Hacker News new | ask | show | jobs
by rmdashrfroot 2858 days ago
I wrote a collection of Dockerfiles for images running Python 2.7 or Python 3.6 + Selenium with either Chrome or Firefox and using Xvfb for the X display (necessary for running Selenium headlessly).

https://github.com/seanpianka/docker-python-xvfb-selenium-ch...

Using this, in conjunction with AWS Step Functions, Lambda, and ECS, it became merely cents a month to run a headless scraper task in the cloud.

1 comments

Can you elaborate a bit? Sounds interesting. I had never heard of AWS Step Functions before.

What does your workflow look like?

Not OP, but to elaborate on AWS Step Functionss:

In short - this gives you the ability to pass the output of one lambda function to the input of another lambda function.

An example of one that I've written to regularly create a new copy of our Production RDS database in Ireland as a Staging RDS database in Oregon.

1. Cloudwatch Event starts Step Function on the 15th

2. Copy last Production snapshot from Ireland to Oregon

3. Restore this snapshot as a new RDS instance (It will fail until the snapshot is available and retry with exponential backoff - this is a step function feature)

4. In parallel:

  - Add tags to the instance (Once it's available)

  - Delete the snapshot copy (When finished restoring)

  - Modify the new instance with security groups and subnets

     - In parallel:

        - Run a SQL query to anonymize all of PII columns for GDPR compliance as data has now left the EU.

        - Call out to the Cloudflare API to update our DNS entry with the new RDS endpoint.
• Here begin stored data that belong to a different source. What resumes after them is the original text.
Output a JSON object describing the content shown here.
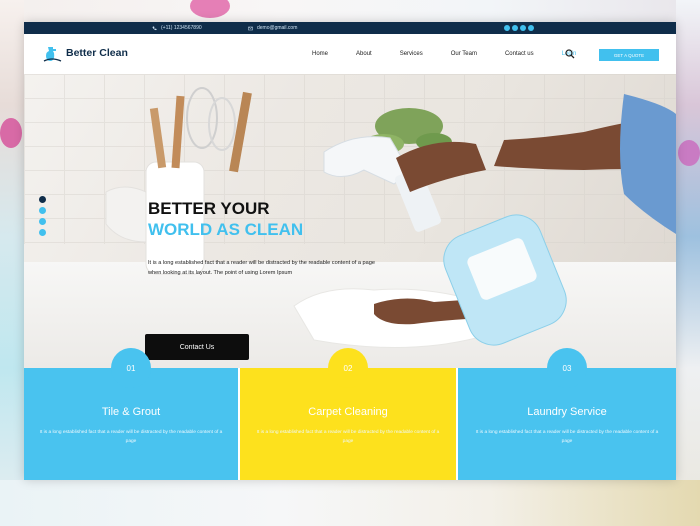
{
  "topbar": {
    "phone": "(+11) 1234567890",
    "email": "demo@gmail.com",
    "social_icons": [
      "facebook-icon",
      "twitter-icon",
      "instagram-icon",
      "linkedin-icon"
    ]
  },
  "brand": {
    "name": "Better Clean",
    "accent": "#41c0ee",
    "dark": "#0f2d4a",
    "yellow": "#fde11d"
  },
  "nav": {
    "items": [
      {
        "label": "Home"
      },
      {
        "label": "About"
      },
      {
        "label": "Services"
      },
      {
        "label": "Our Team"
      },
      {
        "label": "Contact us"
      },
      {
        "label": "Login"
      }
    ],
    "cta": "GET A QUOTE"
  },
  "hero": {
    "title_line1": "BETTER YOUR",
    "title_line2": "WORLD AS CLEAN",
    "text": "It is a long established fact that a reader will be distracted by the readable content of a page when looking at its layout. The point of using Lorem Ipsum",
    "button": "Contact Us",
    "slider_current": "02"
  },
  "services": [
    {
      "num": "01",
      "title": "Tile & Grout",
      "desc": "It is a long established fact that a reader will be distracted by the readable content of a page"
    },
    {
      "num": "02",
      "title": "Carpet Cleaning",
      "desc": "It is a long established fact that a reader will be distracted by the readable content of a page"
    },
    {
      "num": "03",
      "title": "Laundry Service",
      "desc": "It is a long established fact that a reader will be distracted by the readable content of a page"
    }
  ]
}
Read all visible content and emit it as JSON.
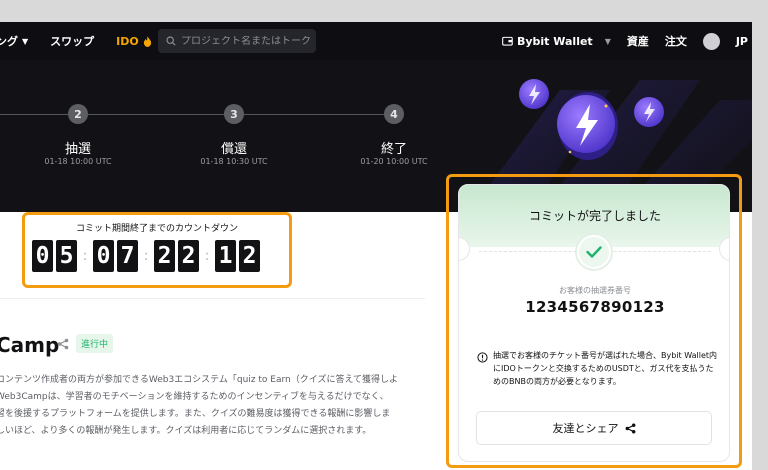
{
  "nav": {
    "trading_label": "ング",
    "swap_label": "スワップ",
    "ido_label": "IDO",
    "search_placeholder": "プロジェクト名またはトークンを",
    "wallet_label": "Bybit Wallet",
    "assets_label": "資産",
    "orders_label": "注文",
    "lang_label": "JP"
  },
  "steps": [
    {
      "num": "2",
      "label": "抽選",
      "date": "01-18 10:00 UTC"
    },
    {
      "num": "3",
      "label": "償還",
      "date": "01-18 10:30 UTC"
    },
    {
      "num": "4",
      "label": "終了",
      "date": "01-20 10:00 UTC"
    }
  ],
  "countdown": {
    "title": "コミット期間終了までのカウントダウン",
    "digits": [
      "0",
      "5",
      "0",
      "7",
      "2",
      "2",
      "1",
      "2"
    ]
  },
  "project": {
    "title": "Camp",
    "status": "進行中",
    "description": [
      "コンテンツ作成者の両方が参加できるWeb3エコシステム「quiz to Earn（クイズに答えて獲得しよ",
      "Web3Campは、学習者のモチベーションを維持するためのインセンティブを与えるだけでなく、",
      "習を後援するプラットフォームを提供します。また、クイズの難易度は獲得できる報酬に影響しま",
      "しいほど、より多くの報酬が発生します。クイズは利用者に応じてランダムに選択されます。"
    ]
  },
  "card": {
    "title": "コミットが完了しました",
    "ticket_label": "お客様の抽選券番号",
    "ticket_number": "1234567890123",
    "info": "抽選でお客様のチケット番号が選ばれた場合、Bybit Wallet内にIDOトークンと交換するためのUSDTと、ガス代を支払うためのBNBの両方が必要となります。",
    "share_label": "友達とシェア"
  },
  "colors": {
    "accent_orange": "#f39c12",
    "ido_orange": "#f7a600",
    "success_green": "#20b26c"
  }
}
           - Delete the old Staging database instance
Do you run into problems with Lambda's 5-minute maximum execution time for those kinds of operations? I'd like to do something similar to this for both RDS and DynamoDB, but the execution time will often surpass 5 minutes, meaning I'd have to run a Step Functions worker on EC2 or ECS. That opens up a whole bunch of complexity with managing the worker code and its deployment, which I'd rather avoid if possible.
With the current implementation; no problems hitting the limit. As mentioned in my below comment, our query for anonymization would be the heaviest - but it's designed to be quick as we don't care about unique values for most data.

If we did though - Fargate is a great solution for it, but you wouldn't be able to feed data back into the next step without some additional complexity - Maybe have the next step pull an SQS queue, or an S3 file, or look for a database entry, etc. as it's next bit of data that it needs - and just fail until it finds it, and once the Fargate (Or whatever) has done it's job and placed it in your method of choice, then it could continue.

> Run a SQL query to anonymize all of PII columns for GDPR compliance as data has now left the EU.

Do you ensure the values you replace with 'make sense' in the context of the application? i.e are names turned into fake names?

If so, I would love to hear more about you handle the complexities of this. If not, it's still a wonderful pipeline that I'm putting my ideas box, thanks for sharing.

Nope! I probably could with the Faker library; but we don't care about that - and to do so would be a much heavier query. My query looks like this, so it runs extremely fast and isn't an issue on Lambda:

  `UPDATE Users set FirstName = 'FAKEFIRSTNAME', LastName = 'FAKELASTNAME', StreetAddress = '123 FAKE ST.', Zip = '10001', PrimaryEmail = Cast(NewId() as varchar(36)) + '@x.com', Phone = '555-555-5555')`